Il beato Carlo Acutis è il giovane quindicenne dichiarato beato il 10 ottobre 2020, è l'innamorato ardente dell'Eucaristia che avrebbe voluto incendiare il mondo di questo amore. Abbiamo chiesto alla mamma, Antonia Salzano, di raccontarci come è nato questo amore in Carlo e cosa ha saputo trasmetterle.

• Gentilissima Antonia, Lei è la mamma del beato Carlo e lo ha visto crescere potremmo dire in “età, sapienza e grazia”; potrebbe raccontarci come è nato in lui quell’intenso amore per l’Eucaristia?

Carlo ha maturato molto presto la consapevolezza della Presenza reale di Dio in mezzo a noi, tant’è che gli fu concesso di fare la prima Comunione a 7 anni. Da allora tutti i giorni andava a Messa e faceva l’Adorazione eucaristica. Diceva che siamo più fortunati di chi visse 2000 anni fa accanto a Gesù perché non sempre quelle persone potevano agevolmente stabilire con Lui un contatto intimo e personale come invece possiamo fare noi oggi. Ai tempi di Gesù potevano esserci degli impedimenti per stabilire un contatto diretto. Pensiamo, ad esempio, a Zaccheo che per vederlo è costretto a salire su un albero o alla folla che attorniava Gesù. Quanti avranno desiderato parlargli, senza averlo potuto fare? Noi, contrariamente, possiamo andare nella chiesa più vicina alla nostra abitazione e ci ritroviamo faccia a faccia con Lui. Abbiamo Gerusalemme sotto casa! 

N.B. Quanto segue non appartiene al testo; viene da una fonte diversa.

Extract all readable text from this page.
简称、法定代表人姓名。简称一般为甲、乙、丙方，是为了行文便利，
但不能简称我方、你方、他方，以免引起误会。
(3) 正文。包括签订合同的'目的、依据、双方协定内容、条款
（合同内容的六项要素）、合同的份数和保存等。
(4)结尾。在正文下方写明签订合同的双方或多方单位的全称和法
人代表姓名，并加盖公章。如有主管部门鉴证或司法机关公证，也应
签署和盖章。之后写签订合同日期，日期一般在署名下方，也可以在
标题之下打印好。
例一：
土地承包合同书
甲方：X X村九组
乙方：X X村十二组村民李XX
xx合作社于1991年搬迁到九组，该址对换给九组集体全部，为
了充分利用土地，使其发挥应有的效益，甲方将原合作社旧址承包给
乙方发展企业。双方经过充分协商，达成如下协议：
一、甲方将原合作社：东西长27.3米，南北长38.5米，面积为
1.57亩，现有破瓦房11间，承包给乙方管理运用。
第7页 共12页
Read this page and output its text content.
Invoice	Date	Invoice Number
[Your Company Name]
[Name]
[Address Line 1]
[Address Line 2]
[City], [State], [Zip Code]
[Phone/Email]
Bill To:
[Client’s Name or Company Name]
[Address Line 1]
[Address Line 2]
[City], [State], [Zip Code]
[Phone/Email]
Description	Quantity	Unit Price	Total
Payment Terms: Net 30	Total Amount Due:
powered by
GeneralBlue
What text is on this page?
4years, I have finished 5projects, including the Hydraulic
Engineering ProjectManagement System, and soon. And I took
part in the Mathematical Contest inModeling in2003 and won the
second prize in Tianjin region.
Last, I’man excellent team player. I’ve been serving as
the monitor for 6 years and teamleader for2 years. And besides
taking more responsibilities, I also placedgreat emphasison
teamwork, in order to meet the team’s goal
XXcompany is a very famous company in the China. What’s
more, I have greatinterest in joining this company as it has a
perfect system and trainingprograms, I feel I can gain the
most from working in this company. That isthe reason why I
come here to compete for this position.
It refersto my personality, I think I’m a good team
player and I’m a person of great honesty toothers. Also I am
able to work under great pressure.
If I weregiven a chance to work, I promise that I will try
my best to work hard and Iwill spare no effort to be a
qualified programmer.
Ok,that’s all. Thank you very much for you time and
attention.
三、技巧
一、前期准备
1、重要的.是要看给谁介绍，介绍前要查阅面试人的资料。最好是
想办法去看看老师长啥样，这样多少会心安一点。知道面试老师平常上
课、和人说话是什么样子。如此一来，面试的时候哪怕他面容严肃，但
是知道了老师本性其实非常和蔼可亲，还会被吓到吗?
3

Quando fece la prima Comunione scrisse: «Essere sempre unito a Gesù, questo è il mio programma di vita». 

 

 

• Da quel giorno cosa è cambiato?

Carlo viveva la Presenza reale di Gesù non solo mentalmente, ma concretamente, nella vita di ogni giorno. Per essere testimoni credibili della Verità bisogna viverla. Non basta conoscerla. Tutto ciò che faceva era con Gesù e per Gesù. Chiamava l’Eucaristia “la mia autostrada per il Cielo”, perché era consapevole che nell’Eucaristia c’è la pienezza di Dio.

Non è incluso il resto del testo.